The perfect structure of the human body is undoubtedly the ideal. It would mean that we had inherited a perfect genetic code in DNA. It is unlikely that perfection in structure is ever achieved in any of us and that we each have a share of genetic mistakes known as polymorphisms. These are not sufficient to cause disease on their own, but perhaps they introduce genetic risk. Another factor may have to play a part. For example, type 1 diabetes has a gene or genes in its background. But the disease does not emerge until later in life, often after a minor stress such as a cold or injury. If the gene(s) were the sole cause, the symptoms of diabetes could be expected to appear at birth. What I am hypothesizing is that a breakdown in health requires more than a single factor. We have indicated that Imperfect genetics is one factor and some form of stress is another.
Nutrition and Malnutrition
We have indicated that a surge of energy is inevitably required for the automatic machinery to go into defensive action. That comes from our food whose efficiency in synthesizing that energy comes from two distinct parts. The first part is called calories and the second part is known as non-caloric micronutrients. Mother Nature “knows” the exact proportion of each part of the food. We do not! Is it not obvious that our food has to be that supplied only by MN?
Because the brain is the organ that needs the largest amount of oxygen, it quickly reacts to a mild insufficiency by producing a variety of sensations called symptoms. It is almost as though the brain is trying to warn its owner that it is lacking energy. Of course, the trouble with that is that the cause has to be interpreted in practical terms. The lower brain that controls the autonomic nervous system (ANS) is highly sensitive to oxidative deficiency, so the many symptoms experienced by the patient come from dysregulation of that system. For example, a common symptom is heart palpitations. The explanation for them often given by the physician, is that it is from “heart disease”. Dysfunction of the ANS is not considered. A series of laboratory studies found to be abnormal in heart disease are applied. Abnormal laboratory results are essential to the present concept of “real disease” and when they are found to be normal, the interpretation of the palpitations is that it is “psychosomatic”. Unfortunately, there are millions of patients who go through a series of specialists seeking an answer to their multiple symptoms. Each specialist gives an answer that is governed by current diagnostic concepts or their particular specialist status. Some of these unfortunate patients have recorded their experiences by posting on Hormones Matter and anyone seeking help may find the solution in one or more posts that address this problem.

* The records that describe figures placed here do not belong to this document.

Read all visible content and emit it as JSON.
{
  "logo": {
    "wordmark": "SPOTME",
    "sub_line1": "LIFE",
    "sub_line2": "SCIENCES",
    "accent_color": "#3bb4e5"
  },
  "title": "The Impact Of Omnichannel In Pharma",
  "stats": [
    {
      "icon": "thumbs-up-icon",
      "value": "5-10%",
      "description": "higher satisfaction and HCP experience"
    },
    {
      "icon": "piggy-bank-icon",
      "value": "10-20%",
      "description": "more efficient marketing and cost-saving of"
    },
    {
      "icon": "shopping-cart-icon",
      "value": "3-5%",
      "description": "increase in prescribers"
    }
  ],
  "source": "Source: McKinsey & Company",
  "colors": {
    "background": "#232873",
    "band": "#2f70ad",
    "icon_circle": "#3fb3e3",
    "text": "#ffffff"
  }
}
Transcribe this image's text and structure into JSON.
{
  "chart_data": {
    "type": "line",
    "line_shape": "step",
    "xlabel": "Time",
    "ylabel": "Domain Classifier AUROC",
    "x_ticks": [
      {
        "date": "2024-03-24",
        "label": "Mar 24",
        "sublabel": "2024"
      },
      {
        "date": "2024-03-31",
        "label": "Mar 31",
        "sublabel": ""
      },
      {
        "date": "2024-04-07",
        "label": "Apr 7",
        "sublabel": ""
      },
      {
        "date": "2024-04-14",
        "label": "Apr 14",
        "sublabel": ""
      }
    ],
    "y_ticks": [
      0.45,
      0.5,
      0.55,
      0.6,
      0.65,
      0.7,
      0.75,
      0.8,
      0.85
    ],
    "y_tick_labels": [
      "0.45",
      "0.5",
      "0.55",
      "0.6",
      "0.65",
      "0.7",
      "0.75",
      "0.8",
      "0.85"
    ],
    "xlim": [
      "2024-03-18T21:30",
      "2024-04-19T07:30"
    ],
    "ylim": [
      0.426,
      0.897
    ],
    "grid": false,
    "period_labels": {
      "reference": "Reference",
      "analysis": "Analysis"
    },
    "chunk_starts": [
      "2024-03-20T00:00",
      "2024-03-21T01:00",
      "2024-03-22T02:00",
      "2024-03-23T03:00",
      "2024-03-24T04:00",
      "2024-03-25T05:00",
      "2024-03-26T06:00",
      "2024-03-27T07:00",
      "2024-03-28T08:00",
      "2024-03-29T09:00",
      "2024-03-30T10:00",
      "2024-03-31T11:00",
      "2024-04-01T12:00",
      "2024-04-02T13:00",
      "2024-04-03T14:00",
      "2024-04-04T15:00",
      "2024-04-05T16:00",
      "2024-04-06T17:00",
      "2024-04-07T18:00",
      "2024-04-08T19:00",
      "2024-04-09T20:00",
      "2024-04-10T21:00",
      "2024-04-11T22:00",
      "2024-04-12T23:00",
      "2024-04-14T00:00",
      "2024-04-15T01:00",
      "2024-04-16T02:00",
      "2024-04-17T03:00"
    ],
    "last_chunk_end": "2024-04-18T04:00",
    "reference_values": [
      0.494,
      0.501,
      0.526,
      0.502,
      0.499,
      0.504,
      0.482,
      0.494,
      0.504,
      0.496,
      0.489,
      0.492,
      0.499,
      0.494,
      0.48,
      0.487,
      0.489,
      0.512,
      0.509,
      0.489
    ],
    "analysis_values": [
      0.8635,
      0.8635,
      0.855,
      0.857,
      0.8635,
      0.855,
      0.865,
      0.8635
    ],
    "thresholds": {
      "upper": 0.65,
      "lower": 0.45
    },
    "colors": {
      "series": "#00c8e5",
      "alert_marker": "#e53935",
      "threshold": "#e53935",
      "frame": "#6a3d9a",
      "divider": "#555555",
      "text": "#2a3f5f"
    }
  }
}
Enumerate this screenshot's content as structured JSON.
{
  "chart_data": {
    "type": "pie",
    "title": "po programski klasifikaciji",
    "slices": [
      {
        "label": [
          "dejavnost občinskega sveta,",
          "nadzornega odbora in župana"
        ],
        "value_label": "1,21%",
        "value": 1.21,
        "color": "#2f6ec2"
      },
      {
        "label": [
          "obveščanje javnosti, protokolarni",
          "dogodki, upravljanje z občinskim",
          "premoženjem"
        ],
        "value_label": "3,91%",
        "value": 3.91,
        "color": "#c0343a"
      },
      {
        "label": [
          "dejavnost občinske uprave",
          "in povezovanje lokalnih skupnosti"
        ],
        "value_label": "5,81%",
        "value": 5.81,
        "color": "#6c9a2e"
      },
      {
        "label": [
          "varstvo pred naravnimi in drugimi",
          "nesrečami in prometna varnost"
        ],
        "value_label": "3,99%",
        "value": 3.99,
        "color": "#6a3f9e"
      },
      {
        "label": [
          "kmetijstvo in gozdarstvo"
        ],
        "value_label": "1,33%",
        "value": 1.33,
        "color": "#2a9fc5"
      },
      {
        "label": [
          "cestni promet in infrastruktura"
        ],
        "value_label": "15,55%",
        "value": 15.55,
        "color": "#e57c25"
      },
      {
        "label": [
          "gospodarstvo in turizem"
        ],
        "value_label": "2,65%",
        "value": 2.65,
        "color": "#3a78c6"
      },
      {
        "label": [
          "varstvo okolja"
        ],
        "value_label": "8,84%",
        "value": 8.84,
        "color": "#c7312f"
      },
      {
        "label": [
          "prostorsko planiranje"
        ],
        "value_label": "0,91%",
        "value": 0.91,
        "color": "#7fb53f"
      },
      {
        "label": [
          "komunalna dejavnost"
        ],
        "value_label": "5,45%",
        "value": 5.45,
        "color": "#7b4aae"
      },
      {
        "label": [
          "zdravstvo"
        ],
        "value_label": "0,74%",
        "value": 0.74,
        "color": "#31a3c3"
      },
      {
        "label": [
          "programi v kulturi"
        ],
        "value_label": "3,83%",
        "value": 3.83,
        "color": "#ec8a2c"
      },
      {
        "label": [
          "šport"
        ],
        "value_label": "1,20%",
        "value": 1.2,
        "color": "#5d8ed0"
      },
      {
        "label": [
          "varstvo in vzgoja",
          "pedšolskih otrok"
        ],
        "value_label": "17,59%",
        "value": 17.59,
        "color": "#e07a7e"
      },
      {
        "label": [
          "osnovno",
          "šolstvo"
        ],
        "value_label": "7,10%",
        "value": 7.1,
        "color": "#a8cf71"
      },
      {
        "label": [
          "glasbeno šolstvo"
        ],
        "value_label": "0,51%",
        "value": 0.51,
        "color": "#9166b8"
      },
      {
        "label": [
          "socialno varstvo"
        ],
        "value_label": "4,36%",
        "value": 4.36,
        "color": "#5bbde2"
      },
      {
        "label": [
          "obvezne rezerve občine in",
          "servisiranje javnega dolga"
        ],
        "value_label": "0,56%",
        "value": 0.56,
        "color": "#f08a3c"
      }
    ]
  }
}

Chronic Illness and Covid Longhaulers
Consider this. An attack by ANY microorganism is a “declaration of war”. There are only 3 outcomes: the microorganism wins (death), you win (cure), or there is stalemate (chronic disease). The brain is responsible for organizing and controlling the defense. If its inherited construction is perfect, all it requires is energy. Probably a perfect DNA never occurs and many, if not all of us, have gene defects known as polymorphisms that are insufficient to cause disease on their own. Epigenetics tells us that genes (say, polymorphisms) are influenced by nutrients. Any form of “stress” (a nasty divorce, a deadline, surgery, even an inoculation) demands a surge of energy to meet it. I suggest that “Longhaulers” after Covid-19 are suffering stalemate. Thiamine and magnesium together stimulate energy production, making the job of the brain more efficient to “win the war”. That is why thiamine deficiency has been reported in critical illness (stalemate) and after surgery. It strongly suggests that people who die from Covid-19 were experiencing high calorie malnutrition when they were assaulted by the virus. It also suggests that nutrition in America is inadequate to meet the stresses of modern life!